Well, the layoff post explicitly said that the company’s financial health was good.

johnnyanmac|3 days ago

you don't need to get that fancy dijon mustard. Definitely can cut down on the food bill.

wood_spirit|3 days ago

Often embezzlement cases include crazy expenses.

Just put in my mind by the grift and corruption posts that are currently trending on HN front page right now.

atonse|3 days ago

haha my brain went like...

"ok.. but was it a party for all 9,000 people?"

"maybe they had great caterers"

... then I did the math. It's $7.5k per employee.

Clearly I'm just not creative enough to know how to waste money like an SV company.

BonoboIO|3 days ago

Travel and Entertainment

etc-hosts|3 days ago

last Block/Square party I went to had MC Hammer as a DJ.

an0malous|3 days ago

that's where the innovation happens

yieldcrv|3 days ago

Wait till you find out the “party budget per employee” at the company you work for

rsynnott|3 days ago

... That's $7,000 per employee. I want to hear more about this party :D

fhd2|3 days ago

I got curious as well, because the craziest party poor me can imagine would clock in at maybe half that, including travel.
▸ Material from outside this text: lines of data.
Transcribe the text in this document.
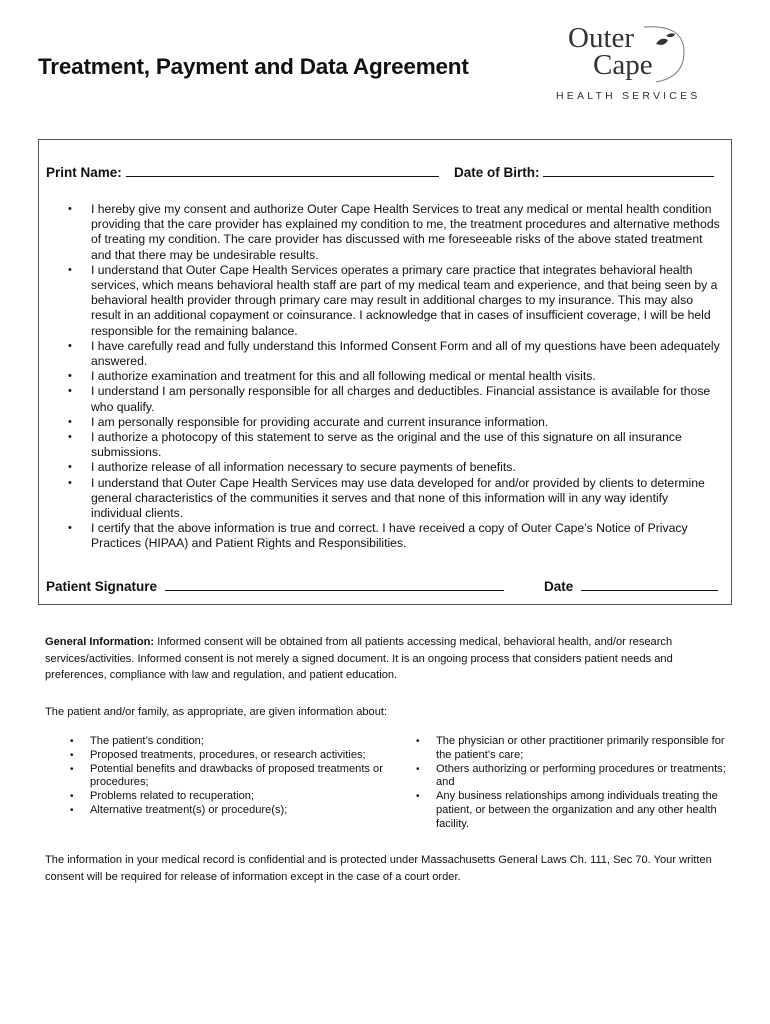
Treatment, Payment and Data Agreement
Outer
Cape
HEALTH SERVICES
Print Name:	Date of Birth:
• I hereby give my consent and authorize Outer Cape Health Services to treat any medical or mental health condition providing that the care provider has explained my condition to me, the treatment procedures and alternative methods of treating my condition. The care provider has discussed with me foreseeable risks of the above stated treatment and that there may be undesirable results.
• I understand that Outer Cape Health Services operates a primary care practice that integrates behavioral health services, which means behavioral health staff are part of my medical team and experience, and that being seen by a behavioral health provider through primary care may result in additional charges to my insurance. This may also result in an additional copayment or coinsurance. I acknowledge that in cases of insufficient coverage, I will be held responsible for the remaining balance.
• I have carefully read and fully understand this Informed Consent Form and all of my questions have been adequately answered.
• I authorize examination and treatment for this and all following medical or mental health visits.
• I understand I am personally responsible for all charges and deductibles. Financial assistance is available for those who qualify.
• I am personally responsible for providing accurate and current insurance information.
• I authorize a photocopy of this statement to serve as the original and the use of this signature on all insurance submissions.
• I authorize release of all information necessary to secure payments of benefits.
• I understand that Outer Cape Health Services may use data developed for and/or provided by clients to determine general characteristics of the communities it serves and that none of this information will in any way identify individual clients.
• I certify that the above information is true and correct. I have received a copy of Outer Cape’s Notice of Privacy Practices (HIPAA) and Patient Rights and Responsibilities.
Patient Signature	Date
General Information: Informed consent will be obtained from all patients accessing medical, behavioral health, and/or research services/activities. Informed consent is not merely a signed document. It is an ongoing process that considers patient needs and preferences, compliance with law and regulation, and patient education.
The patient and/or family, as appropriate, are given information about:
• The patient’s condition;
• Proposed treatments, procedures, or research activities;
• Potential benefits and drawbacks of proposed treatments or procedures;
• Problems related to recuperation;
• Alternative treatment(s) or procedure(s);
• The physician or other practitioner primarily responsible for the patient’s care;
• Others authorizing or performing procedures or treatments; and
• Any business relationships among individuals treating the patient, or between the organization and any other health facility.
The information in your medical record is confidential and is protected under Massachusetts General Laws Ch. 111, Sec 70. Your written consent will be required for release of information except in the case of a court order.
All I could find:

> The three-day festival in downtown Oakland featured performances by Jay-Z, Anderson .Paak, T-Pain, and Soulja Boy, and brought 8,000 employees from around the globe.

So that'd make it 8.5k per person. Building stages, paying permits, hiring acts like these, I bet that's where it mostly went.

Aurornis|3 days ago

It was an in-person event, so flights, lodging, and food could have easily consumed a lot of that.

Running events is expensive when you have to fly your remote employees in and house them for multiple days.

CyberDildonics|3 days ago

A gift basket that includes fancy mixed nuts, some luxury soaps, a 96 core Epyc CPU, and a coupon book to local restaurants.

mattmaroon|3 days ago

He said very specifically that the layoffs weren’t for financial reasons, and they are publicly traded company so you can just look at the reports. Anyone who thinks this wasn’t because of AI has a level of optimism I’ll never achieve.

SpicyLemonZest|3 days ago

One key piece of financial information in those reports is that that their revenue growth fell off a cliff when ZIRP ended (months before ChatGPT came out) and never recovered to even pre-Covid levels. There's no indication that their core business is unhealthy, and I'm not claiming to rule out that AI is related, but it makes sense that a company transitioning to "maintenance mode" might find itself wanting to be a lot smaller.

jollyllama|3 days ago

Cynicism can be optimism when the prevailing narrative is doom and gloom.

How is the competing narrative of cutting teams that were working on non-core or experimental projects falsified by any of this? Why wouldn't they put a brave face on that and chalk it up to AI? You can see how the stock market has rewarded it.